The University of Melbourne, Australia.
The University of Melbourne, Australia.
J Biomed Inform. 2022 Jun;130:104081. doi: 10.1016/j.jbi.2022.104081. Epub 2022 May 4.
Process mining is a discipline sitting between data mining and process science, whose goal is to provide theoretical methods and software tools to analyse process execution data, known as event logs. Although process mining was originally conceived to facilitate business process management activities, research studies have shown the benefit of leveraging process mining in healthcare contexts. However, applying process mining tools to analyse healthcare process execution data is not straightforward. In this paper, we show a methodology to: i) prepare general practice healthcare process data for conducting a process mining analysis; ii) select and apply suitable process mining solutions for successfully executing the analysis; and iii) extract valuable insights from the obtained results, alongside leads for traditional data mining analysis. By doing so, we identified two major challenges when using process mining solutions for analysing healthcare process data, and highlighted benefits and limitations of the state-of-the-art process mining techniques when dealing with highly variable processes and large data-sets. While we provide solutions to the identified challenges, the overarching goal of this study was to detect differences between the patients' health services utilization pattern observed in 2020-during the COVID-19 pandemic and mandatory lock-downs -and the one observed in the prior four years, 2016 to 2019. By using a combination of process mining techniques and traditional data mining, we were able to demonstrate that vaccinations in Victoria did not drop drastically-as other interactions did. On the contrary, we observed a surge of influenza and pneumococcus vaccinations in 2020, as opposed to other research findings of similar studies conducted in different geographical areas.

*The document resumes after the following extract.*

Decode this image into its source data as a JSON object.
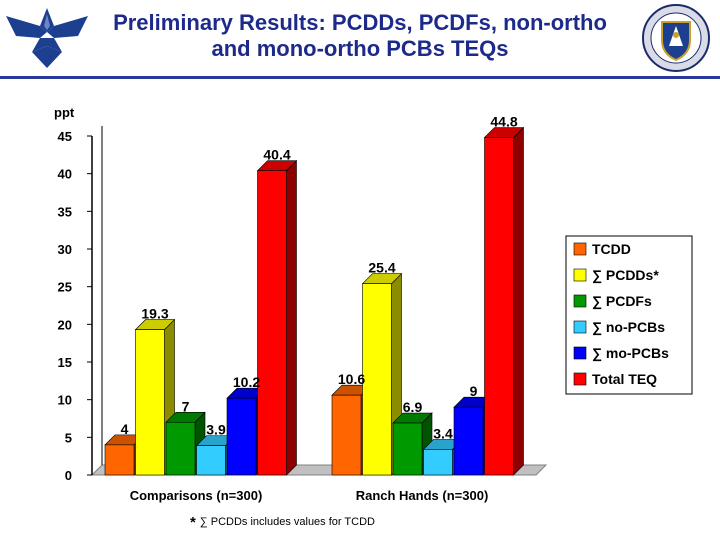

流程挖掘是数据挖掘和流程科学之间的一门学科,其目标是提供理论方法和软件工具来分析流程执行数据,即事件日志。尽管流程挖掘最初是为了促进业务流程管理活动而构想的,但研究表明,在医疗保健环境中利用流程挖掘具有益处。然而,将流程挖掘工具应用于分析医疗保健流程执行数据并不简单。在本文中,我们展示了一种方法,用于:i)准备一般实践医疗保健流程数据以进行流程挖掘分析;ii)选择和应用合适的流程挖掘解决方案以成功执行分析;以及 iii)从获得的结果中提取有价值的见解,并为传统数据挖掘分析提供线索。通过这样做,我们确定了在使用流程挖掘解决方案分析医疗保健流程数据时的两个主要挑战,并强调了在处理高度变化的流程和大数据集时,最新的流程挖掘技术的优势和局限性。虽然我们为所识别的挑战提供了解决方案,但本研究的总体目标是检测在 2020 年(在 COVID-19 大流行和强制性封锁期间)观察到的患者健康服务利用模式与前四年(2016 年至 2019 年)观察到的模式之间的差异。通过结合流程挖掘技术和传统数据挖掘,我们能够证明维多利亚州的疫苗接种并没有像其他交互作用那样急剧下降。相反,我们观察到 2020 年流感和肺炎球菌疫苗接种的激增,与在不同地理区域进行的类似研究的其他研究结果相反。